The streaming wars have intensified over the past two months as more companies enter the fray with a limited number of target customers. The huge number of new members during the early stages of the pandemic made it harder to add more, and every company is pouring money into content and distribution in the race to the top.
Both leaders are currently netflix (NFLX -5.15%)which has dominated the industry for years and has over 220 million subscriptions, and disney (SAY -2.32%), which has grown its paying customer base to more than 205 million over the past three years. While both companies are upping their game, Disney has a major advantage over Netflix, and investors shouldn’t ignore it.
Disney’s Secret Sauce
Netflix is under a lot of pressure to invest in content, and those costs have to be covered by subscriptions. Investors may not realize that for years Netflix was able to post profits even though its cash flow was negative due to depreciation. In other words, subscription fees alone were not enough to cover the costs of content production. You cannot make these expenses disappear, which is why they appeared as cash outflows.
However, you can eliminate them from the income statement by recording only a percentage of them as expenses, amortized over time. During those years, investors didn’t care about this wobbly record and they were richly rewarded when the stock price soared. They were also vindicated when the company finally made enough money to become cash flow positive even with its content production.

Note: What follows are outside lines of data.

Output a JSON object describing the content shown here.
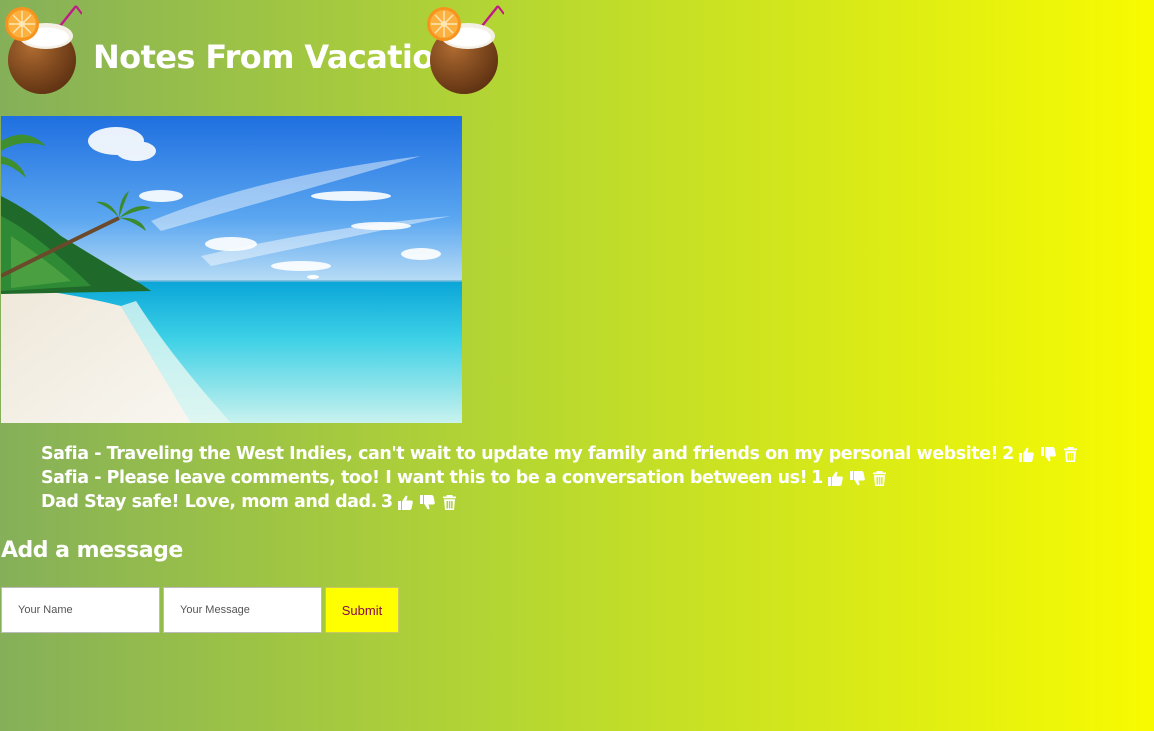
{
  "header": {
    "title": "Notes From Vacation",
    "decoration_icon": "coconut-drink-icon"
  },
  "hero": {
    "image": "tropical-beach-photo"
  },
  "messages": [
    {
      "text": "Safia - Traveling the West Indies, can't wait to update my family and friends on my personal website!",
      "likes": "2"
    },
    {
      "text": "Safia - Please leave comments, too! I want this to be a conversation between us!",
      "likes": "1"
    },
    {
      "text": "Dad Stay safe! Love, mom and dad.",
      "likes": "3"
    }
  ],
  "message_actions": {
    "like_icon": "thumbs-up-icon",
    "dislike_icon": "thumbs-down-icon",
    "delete_icon": "trash-icon"
  },
  "form": {
    "heading": "Add a message",
    "name_placeholder": "Your Name",
    "name_value": "",
    "message_placeholder": "Your Message",
    "message_value": "",
    "submit_label": "Submit"
  },
  "colors": {
    "gradient_start": "#85b059",
    "gradient_end": "#f8fb00",
    "text": "#ffffff",
    "submit_background": "#ffff00",
    "submit_text": "#8b0a4a"
  }
}
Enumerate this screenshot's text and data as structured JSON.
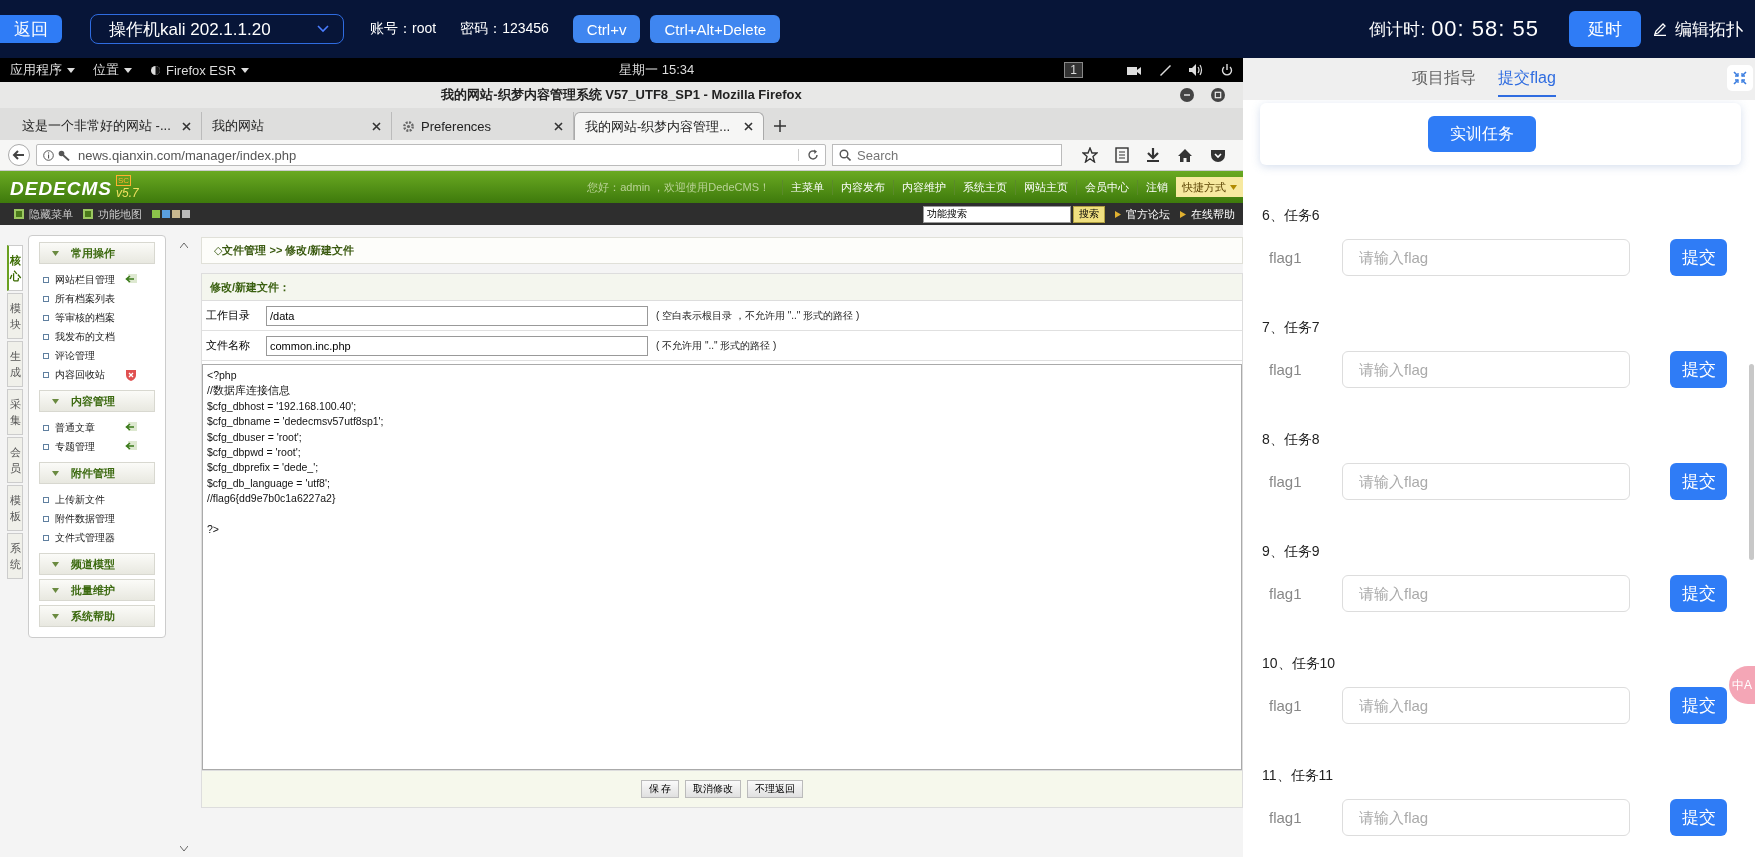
{
  "top_bar": {
    "back": "返回",
    "machine_select": {
      "value": "操作机kali 202.1.1.20"
    },
    "account": "账号：root",
    "password": "密码：123456",
    "keys": [
      "Ctrl+v",
      "Ctrl+Alt+Delete"
    ],
    "countdown_label": "倒计时:",
    "countdown": "00: 58: 55",
    "extend": "延时",
    "edit_topology": "编辑拓扑"
  },
  "desktop_bar": {
    "menus": [
      "应用程序",
      "位置",
      "Firefox ESR"
    ],
    "clock": "星期一 15:34",
    "workspace": "1"
  },
  "browser": {
    "title": "我的网站-织梦内容管理系统 V57_UTF8_SP1 - Mozilla Firefox",
    "tabs": [
      {
        "label": "这是一个非常好的网站 -...",
        "kind": "page",
        "selected": false
      },
      {
        "label": "我的网站",
        "kind": "page",
        "selected": false
      },
      {
        "label": "Preferences",
        "kind": "settings",
        "selected": false
      },
      {
        "label": "我的网站-织梦内容管理...",
        "kind": "page",
        "selected": true
      }
    ],
    "url": "news.qianxin.com/manager/index.php",
    "search": {
      "placeholder": "Search"
    }
  },
  "cms": {
    "logo": "DEDECMS",
    "version": "v5.7",
    "edition": "SC",
    "greeting": "您好：admin ，欢迎使用DedeCMS！",
    "nav": [
      "主菜单",
      "内容发布",
      "内容维护",
      "系统主页",
      "网站主页",
      "会员中心",
      "注销"
    ],
    "quick_menu": "快捷方式",
    "tools": [
      "隐藏菜单",
      "功能地图"
    ],
    "search_value": "功能搜索",
    "search_button": "搜索",
    "links": [
      "官方论坛",
      "在线帮助"
    ],
    "side_tabs": [
      {
        "label": "核心",
        "selected": true
      },
      {
        "label": "模块",
        "selected": false
      },
      {
        "label": "生成",
        "selected": false
      },
      {
        "label": "采集",
        "selected": false
      },
      {
        "label": "会员",
        "selected": false
      },
      {
        "label": "模板",
        "selected": false
      },
      {
        "label": "系统",
        "selected": false
      }
    ],
    "menu": [
      {
        "title": "常用操作",
        "items": [
          {
            "label": "网站栏目管理",
            "kind": "add"
          },
          {
            "label": "所有档案列表"
          },
          {
            "label": "等审核的档案"
          },
          {
            "label": "我发布的文档"
          },
          {
            "label": "评论管理"
          },
          {
            "label": "内容回收站",
            "kind": "recycle"
          }
        ]
      },
      {
        "title": "内容管理",
        "items": [
          {
            "label": "普通文章",
            "kind": "add"
          },
          {
            "label": "专题管理",
            "kind": "add"
          }
        ]
      },
      {
        "title": "附件管理",
        "items": [
          {
            "label": "上传新文件"
          },
          {
            "label": "附件数据管理"
          },
          {
            "label": "文件式管理器"
          }
        ]
      },
      {
        "title": "频道模型"
      },
      {
        "title": "批量维护"
      },
      {
        "title": "系统帮助"
      }
    ],
    "breadcrumb": "◇文件管理 >> 修改/新建文件",
    "form_title": "修改/新建文件：",
    "fields": [
      {
        "label": "工作目录",
        "value": "/data",
        "hint": "( 空白表示根目录 ，不允许用 \"..\" 形式的路径 )"
      },
      {
        "label": "文件名称",
        "value": "common.inc.php",
        "hint": "( 不允许用 \"..\" 形式的路径 )"
      }
    ],
    "code": "<?php\n//数据库连接信息\n$cfg_dbhost = '192.168.100.40';\n$cfg_dbname = 'dedecmsv57utf8sp1';\n$cfg_dbuser = 'root';\n$cfg_dbpwd = 'root';\n$cfg_dbprefix = 'dede_';\n$cfg_db_language = 'utf8';\n//flag6{dd9e7b0c1a6227a2}\n\n?>",
    "buttons": [
      "保 存",
      "取消修改",
      "不理返回"
    ]
  },
  "panel": {
    "tabs": [
      {
        "label": "项目指导",
        "selected": false
      },
      {
        "label": "提交flag",
        "selected": true
      }
    ],
    "task_button": "实训任务",
    "tasks": [
      {
        "title": "6、任务6",
        "flag_label": "flag1",
        "placeholder": "请输入flag",
        "submit": "提交"
      },
      {
        "title": "7、任务7",
        "flag_label": "flag1",
        "placeholder": "请输入flag",
        "submit": "提交"
      },
      {
        "title": "8、任务8",
        "flag_label": "flag1",
        "placeholder": "请输入flag",
        "submit": "提交"
      },
      {
        "title": "9、任务9",
        "flag_label": "flag1",
        "placeholder": "请输入flag",
        "submit": "提交"
      },
      {
        "title": "10、任务10",
        "flag_label": "flag1",
        "placeholder": "请输入flag",
        "submit": "提交"
      },
      {
        "title": "11、任务11",
        "flag_label": "flag1",
        "placeholder": "请输入flag",
        "submit": "提交"
      }
    ],
    "translate_badge": "中A"
  }
}
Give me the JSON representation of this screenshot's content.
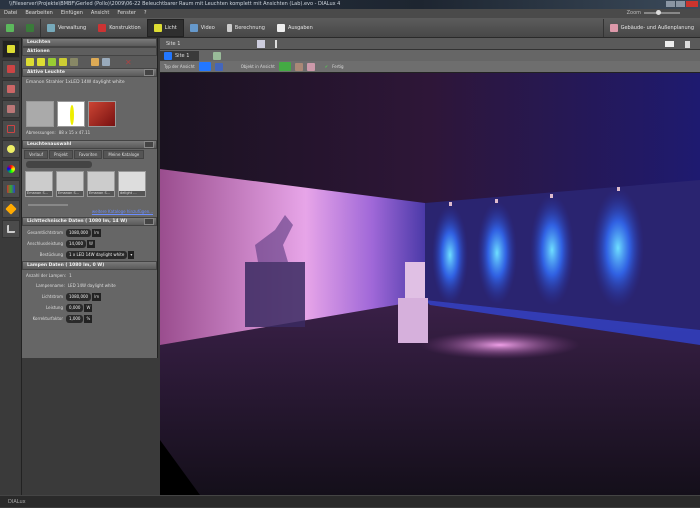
{
  "window": {
    "title": "\\\\Fileserver\\Projekte\\BMBF\\Gerled (Pollo)\\2009\\06-22 Beleuchtbarer Raum mit Leuchten komplett mit Ansichten (Lab).evo - DIALux 4"
  },
  "menu": [
    "Datei",
    "Bearbeiten",
    "Einfügen",
    "Ansicht",
    "Fenster",
    "?"
  ],
  "zoom_label": "Zoom",
  "toolbar": {
    "tabs": [
      {
        "label": "Verwaltung"
      },
      {
        "label": "Konstruktion"
      },
      {
        "label": "Licht",
        "active": true
      },
      {
        "label": "Video"
      },
      {
        "label": "Berechnung"
      },
      {
        "label": "Ausgaben"
      }
    ],
    "right": "Gebäude- und Außenplanung"
  },
  "panel": {
    "header": "Leuchten",
    "sub": "Aktionen",
    "active_luminaire": {
      "title": "Aktive Leuchte",
      "name": "Emanon Strahler 1xLED 14W daylight white",
      "dimensions": "Abmessungen:",
      "dimensions_value": "88 x 15 x 47.11"
    },
    "selection": {
      "title": "Leuchtenauswahl",
      "tabs": [
        "Verlauf",
        "Projekt",
        "Favoriten",
        "Meine Kataloge"
      ],
      "search_placeholder": "",
      "items": [
        "Emanon S...",
        "Emanon S...",
        "Emanon S...",
        "delight ..."
      ],
      "link": "weitere Kataloge hinzufügen..."
    },
    "photometric": {
      "title": "Lichttechnische Daten ( 1080 lm, 14 W)",
      "fields": [
        {
          "label": "Gesamtlichtstrom",
          "value": "1080,000",
          "unit": "lm"
        },
        {
          "label": "Anschlussleistung",
          "value": "14,000",
          "unit": "W"
        },
        {
          "label": "Bestückung",
          "value": "1 x LED 14W daylight white",
          "unit": "▾"
        }
      ]
    },
    "lamp": {
      "title": "Lampen Daten ( 1080 lm, 0 W)",
      "count_label": "Anzahl der Lampen:",
      "count": "1",
      "type_label": "Lampenname:",
      "type": "LED 14W daylight white",
      "fields": [
        {
          "label": "Lichtstrom",
          "value": "1080,000",
          "unit": "lm"
        },
        {
          "label": "Leistung",
          "value": "0,000",
          "unit": "W"
        },
        {
          "label": "Korrekturfaktor",
          "value": "1,000",
          "unit": "%"
        }
      ]
    }
  },
  "view": {
    "header": "Site 1",
    "tab": "Site 1",
    "toolbar": {
      "view_type": "Typ der Ansicht",
      "object_in_view": "Objekt in Ansicht",
      "done": "Fertig"
    }
  },
  "status": "DIALux"
}
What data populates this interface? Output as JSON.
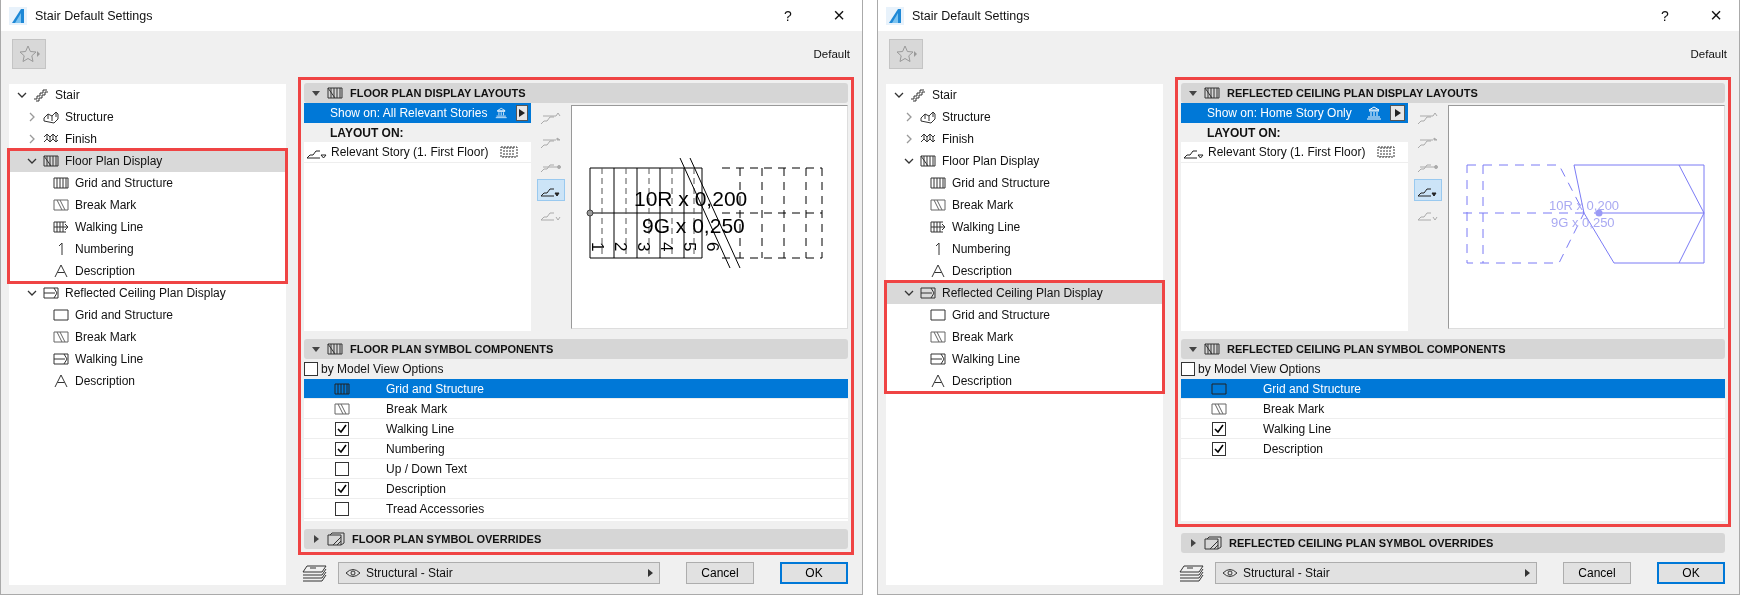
{
  "dialogs": [
    {
      "title": "Stair Default Settings",
      "help": "?",
      "close": "×",
      "favorite_name": "Default",
      "tree": [
        {
          "label": "Stair",
          "kind": "stair",
          "expanded": true,
          "selected": false,
          "children": [
            {
              "label": "Structure",
              "kind": "structure",
              "expanded": false,
              "selected": false
            },
            {
              "label": "Finish",
              "kind": "finish",
              "expanded": false,
              "selected": false
            },
            {
              "label": "Floor Plan Display",
              "kind": "plan",
              "expanded": true,
              "selected": true,
              "highlighted": true,
              "children": [
                {
                  "label": "Grid and Structure",
                  "kind": "grid",
                  "selected": false
                },
                {
                  "label": "Break Mark",
                  "kind": "break",
                  "selected": false
                },
                {
                  "label": "Walking Line",
                  "kind": "walking",
                  "selected": false
                },
                {
                  "label": "Numbering",
                  "kind": "numbering",
                  "selected": false
                },
                {
                  "label": "Description",
                  "kind": "description",
                  "selected": false
                }
              ]
            },
            {
              "label": "Reflected Ceiling Plan Display",
              "kind": "ceiling",
              "expanded": true,
              "selected": false,
              "children": [
                {
                  "label": "Grid and Structure",
                  "kind": "ceilinggrid",
                  "selected": false
                },
                {
                  "label": "Break Mark",
                  "kind": "ceilingbreak",
                  "selected": false
                },
                {
                  "label": "Walking Line",
                  "kind": "ceilingwalking",
                  "selected": false
                },
                {
                  "label": "Description",
                  "kind": "description",
                  "selected": false
                }
              ]
            }
          ]
        }
      ],
      "sections": [
        {
          "kind": "layouts",
          "title": "FLOOR PLAN DISPLAY LAYOUTS",
          "expanded": true,
          "highlighted": true,
          "show_on": "Show on: All Relevant Stories",
          "layout_heading": "LAYOUT ON:",
          "layout_row": "Relevant Story (1. First Floor)",
          "tools": [
            {
              "kind": "up",
              "selected": false
            },
            {
              "kind": "arrow",
              "selected": false
            },
            {
              "kind": "dot",
              "selected": false
            },
            {
              "kind": "menu",
              "selected": true
            },
            {
              "kind": "down",
              "selected": false
            }
          ],
          "preview": {
            "kind": "stair",
            "lines": [
              "10R x 0,200",
              "9G x 0,250"
            ],
            "numbers": [
              "1",
              "2",
              "3",
              "4",
              "5",
              "6"
            ]
          }
        },
        {
          "kind": "components",
          "title": "FLOOR PLAN SYMBOL COMPONENTS",
          "expanded": true,
          "highlighted": true,
          "model_view": {
            "label": "by Model View Options",
            "checked": false
          },
          "rows": [
            {
              "label": "Grid and Structure",
              "kind": "grid",
              "selected": true
            },
            {
              "label": "Break Mark",
              "kind": "break",
              "selected": false
            },
            {
              "label": "Walking Line",
              "kind": "checkbox",
              "checked": true,
              "selected": false
            },
            {
              "label": "Numbering",
              "kind": "checkbox",
              "checked": true,
              "selected": false
            },
            {
              "label": "Up / Down Text",
              "kind": "checkbox",
              "checked": false,
              "selected": false
            },
            {
              "label": "Description",
              "kind": "checkbox",
              "checked": true,
              "selected": false
            },
            {
              "label": "Tread Accessories",
              "kind": "checkbox",
              "checked": false,
              "selected": false
            }
          ]
        },
        {
          "kind": "overrides",
          "title": "FLOOR PLAN SYMBOL OVERRIDES",
          "expanded": false,
          "highlighted": true
        }
      ],
      "footer": {
        "view": "Structural - Stair",
        "cancel": "Cancel",
        "ok": "OK"
      }
    },
    {
      "title": "Stair Default Settings",
      "help": "?",
      "close": "×",
      "favorite_name": "Default",
      "tree": [
        {
          "label": "Stair",
          "kind": "stair",
          "expanded": true,
          "selected": false,
          "children": [
            {
              "label": "Structure",
              "kind": "structure",
              "expanded": false,
              "selected": false
            },
            {
              "label": "Finish",
              "kind": "finish",
              "expanded": false,
              "selected": false
            },
            {
              "label": "Floor Plan Display",
              "kind": "plan",
              "expanded": true,
              "selected": false,
              "children": [
                {
                  "label": "Grid and Structure",
                  "kind": "grid",
                  "selected": false
                },
                {
                  "label": "Break Mark",
                  "kind": "break",
                  "selected": false
                },
                {
                  "label": "Walking Line",
                  "kind": "walking",
                  "selected": false
                },
                {
                  "label": "Numbering",
                  "kind": "numbering",
                  "selected": false
                },
                {
                  "label": "Description",
                  "kind": "description",
                  "selected": false
                }
              ]
            },
            {
              "label": "Reflected Ceiling Plan Display",
              "kind": "ceiling",
              "expanded": true,
              "selected": true,
              "highlighted": true,
              "children": [
                {
                  "label": "Grid and Structure",
                  "kind": "ceilinggrid",
                  "selected": false
                },
                {
                  "label": "Break Mark",
                  "kind": "ceilingbreak",
                  "selected": false
                },
                {
                  "label": "Walking Line",
                  "kind": "ceilingwalking",
                  "selected": false
                },
                {
                  "label": "Description",
                  "kind": "description",
                  "selected": false
                }
              ]
            }
          ]
        }
      ],
      "sections": [
        {
          "kind": "layouts",
          "title": "REFLECTED CEILING PLAN DISPLAY LAYOUTS",
          "expanded": true,
          "highlighted": true,
          "show_on": "Show on: Home Story Only",
          "layout_heading": "LAYOUT ON:",
          "layout_row": "Relevant Story (1. First Floor)",
          "tools": [
            {
              "kind": "up",
              "selected": false
            },
            {
              "kind": "arrow",
              "selected": false
            },
            {
              "kind": "dot",
              "selected": false
            },
            {
              "kind": "menu",
              "selected": true
            },
            {
              "kind": "down",
              "selected": false
            }
          ],
          "preview": {
            "kind": "ceiling",
            "lines": [
              "10R x 0,200",
              "9G x 0,250"
            ]
          }
        },
        {
          "kind": "components",
          "title": "REFLECTED CEILING PLAN SYMBOL COMPONENTS",
          "expanded": true,
          "highlighted": true,
          "model_view": {
            "label": "by Model View Options",
            "checked": false
          },
          "rows": [
            {
              "label": "Grid and Structure",
              "kind": "ceilinggrid",
              "selected": true
            },
            {
              "label": "Break Mark",
              "kind": "ceilingbreak",
              "selected": false
            },
            {
              "label": "Walking Line",
              "kind": "checkbox",
              "checked": true,
              "selected": false
            },
            {
              "label": "Description",
              "kind": "checkbox",
              "checked": true,
              "selected": false
            }
          ]
        },
        {
          "kind": "overrides",
          "title": "REFLECTED CEILING PLAN SYMBOL OVERRIDES",
          "expanded": false,
          "highlighted": false
        }
      ],
      "footer": {
        "view": "Structural - Stair",
        "cancel": "Cancel",
        "ok": "OK"
      }
    }
  ]
}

This only happened in 2020 when subscriptions increased.
He faces new pressures now that the competition has intensified and he needs tons of high-quality content to retain his subscribers. He expects a drop in subscriber numbers in the second quarter.
However, we are really talking about Disney and its edge here. And it has a huge advantage in its movie releases and ticket sales, a pattern that, in its current form, Netflix doesn’t use. Disney’s traditional theatrical release model gives it ample opportunity to cover production costs before a movie gets anywhere near your streaming device. For example, his current success, Marvel’s Doctor Strange in the Multiverse of Madnesshas grossed nearly $1 billion since its release in May.
Disney is also investing in direct-to-stream content, but a big chunk of its investment right now is in marketing. Currently, much of its content is recycled. The massive amounts of ticket sales also cover cash outflows for other content productions, allowing it to bring more content to the streaming table without increasing the company’s losses.
Disney+ is still posting losses partly due to production costs. It’s only available in select locations, and is slated to launch in 53 countries in 2022. Once Disney+ is fully rolled out, recurring revenue from monthly subscriptions adds to ticket sales, which are usually profitable on their own. Netflix lacks this vital ingredient. Management expects Disney+ to be profitable on its own by 2024, just two years from now, and the company likely sees that recurring revenue as a key driver.
Disney is also a winner for other reasons
Disney and Netflix may have comparable streaming businesses, but Disney as a company encompasses many other things. Streaming kept it strong when parks and theaters were closed, and now that streaming competition is heating up, parks and movie releases are an important part of its growth and viability. Being a leader in every part of its diverse business operations makes Disney a standout stock. With Disney shares down 37% this year, investors might consider adding stocks to their portfolios.
Jennifer Sabil has positions at Walt Disney. The Motley Fool holds positions and recommends Netflix and Walt Disney. The Motley Fool recommends the following options: January 2024 long calls at $145 on Walt Disney and January 2024 short calls at $155 on Walt Disney. The Motley Fool has a disclosure policy.